La especialista hizo un llamado a fortalecer las políticas de prevención y el Plan Nacional de Demencia, al considerar que convertir la evidencia científica en acciones de salud pública permitiría mejorar la calidad de vida de las personas y reducir la carga económica y emocional que representa esta condición para las familias y los sistemas sanitarios.
Factores de riesgo y prevención
Acosta planteó que existen 14 factores de riesgo modificables que podrían prevenir o retrasar alrededor del 45 % de los casos de demencia a nivel mundial, en el marco de la IX Semana de la Investigación Científica UNPHU 2026.
Entre los factores identificados citó: baja escolaridad, hipertensión, pérdida auditiva y visual, tabaquismo, obesidad, depresión, inactividad física, diabetes, aislamiento social, consumo excesivo de alcohol, traumatismos craneales, contaminación ambiental y colesterol elevado.

América Latina concentra mayor potencial preventivo
Sostuvo que en América Latina, ese potencial alcanza aproximadamente el 56 %, debido a la mayor incidencia de desigualdades educativas, sociales y sanitarias.
Está en manos de los responsables de las políticas públicas y de los individuos prevenir o retrasar una proporción significativa de los casos de demencia”, indicó la profesional, tras destacar que estas intervenciones deben desarrollarse durante todas las etapas de la vida.
La especialista enfatizó el papel protector de la educación y afirmó que invertir en educación también es invertir en salud cerebral.
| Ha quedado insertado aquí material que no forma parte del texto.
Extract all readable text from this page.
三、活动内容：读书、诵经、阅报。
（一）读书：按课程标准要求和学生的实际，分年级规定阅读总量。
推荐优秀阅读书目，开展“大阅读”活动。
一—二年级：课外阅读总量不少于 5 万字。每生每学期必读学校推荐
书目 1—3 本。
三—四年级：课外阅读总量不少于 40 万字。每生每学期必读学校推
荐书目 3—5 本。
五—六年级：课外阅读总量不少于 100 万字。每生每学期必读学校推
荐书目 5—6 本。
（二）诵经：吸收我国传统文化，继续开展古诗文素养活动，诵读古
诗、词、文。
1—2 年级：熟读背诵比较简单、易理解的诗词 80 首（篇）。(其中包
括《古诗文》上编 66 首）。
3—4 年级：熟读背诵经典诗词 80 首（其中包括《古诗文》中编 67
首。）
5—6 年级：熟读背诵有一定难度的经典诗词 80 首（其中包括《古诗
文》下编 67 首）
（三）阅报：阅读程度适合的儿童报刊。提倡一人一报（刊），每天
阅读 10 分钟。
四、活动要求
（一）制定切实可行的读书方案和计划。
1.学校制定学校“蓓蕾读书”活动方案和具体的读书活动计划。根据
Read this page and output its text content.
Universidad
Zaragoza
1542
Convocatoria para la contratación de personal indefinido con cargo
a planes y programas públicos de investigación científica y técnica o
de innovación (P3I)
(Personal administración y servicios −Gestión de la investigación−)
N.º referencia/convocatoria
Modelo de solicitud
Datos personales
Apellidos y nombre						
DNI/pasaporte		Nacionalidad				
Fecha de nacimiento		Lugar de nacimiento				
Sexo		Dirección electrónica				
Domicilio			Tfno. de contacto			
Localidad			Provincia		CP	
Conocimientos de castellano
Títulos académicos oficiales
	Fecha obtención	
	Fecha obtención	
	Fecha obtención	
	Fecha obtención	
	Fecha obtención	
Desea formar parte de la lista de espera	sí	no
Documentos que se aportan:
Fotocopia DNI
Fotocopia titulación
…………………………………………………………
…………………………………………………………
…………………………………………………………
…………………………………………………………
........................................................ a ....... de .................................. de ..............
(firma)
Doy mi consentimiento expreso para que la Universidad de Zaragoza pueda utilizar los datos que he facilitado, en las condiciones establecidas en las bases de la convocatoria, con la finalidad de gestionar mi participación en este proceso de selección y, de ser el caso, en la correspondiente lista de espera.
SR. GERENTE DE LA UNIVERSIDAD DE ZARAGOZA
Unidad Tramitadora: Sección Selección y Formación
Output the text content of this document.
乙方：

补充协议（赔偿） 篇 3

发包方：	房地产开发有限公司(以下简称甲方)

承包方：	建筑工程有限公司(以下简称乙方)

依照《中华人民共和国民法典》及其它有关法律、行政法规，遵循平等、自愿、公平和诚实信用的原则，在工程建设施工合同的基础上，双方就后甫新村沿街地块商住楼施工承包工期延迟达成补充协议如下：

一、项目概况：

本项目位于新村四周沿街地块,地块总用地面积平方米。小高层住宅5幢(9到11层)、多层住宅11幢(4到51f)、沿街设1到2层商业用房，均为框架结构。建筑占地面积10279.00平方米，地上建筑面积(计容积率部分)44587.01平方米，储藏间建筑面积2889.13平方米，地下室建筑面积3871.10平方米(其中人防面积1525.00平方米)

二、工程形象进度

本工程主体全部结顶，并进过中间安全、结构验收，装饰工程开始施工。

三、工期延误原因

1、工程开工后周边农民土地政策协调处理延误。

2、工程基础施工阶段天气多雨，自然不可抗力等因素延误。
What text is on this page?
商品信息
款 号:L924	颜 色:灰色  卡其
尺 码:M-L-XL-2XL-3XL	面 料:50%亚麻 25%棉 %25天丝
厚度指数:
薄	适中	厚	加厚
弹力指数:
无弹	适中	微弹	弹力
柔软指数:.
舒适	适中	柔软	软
De acuerdo con los datos presentados durante su ponencia “Prevención de la demencia: el papel de la salud pública”, el deterioro cognitivo puede ser hasta 5.6 veces más frecuente entre personas con baja escolaridad.
LatAm-FINGERS y resultados en cognición
Acosta compartió, además, resultados de LatAm-FINGERS, ensayo clínico multicéntrico que combina actividad física, estimulación cognitiva, seguimiento médico, nutrición y participación social.
Tras dos años de intervención, el estudio registró mejoras en la cognición global, la memoria episódica, la función ejecutiva y la velocidad de procesamiento de los participantes.
La República Dominicana forma parte del proyecto mediante el trabajo desarrollado desde la UNPHU, contribuyendo a generar evidencia adaptada a la realidad social y cultural de América Latina. Acosta forma parte del equipo de investigadores.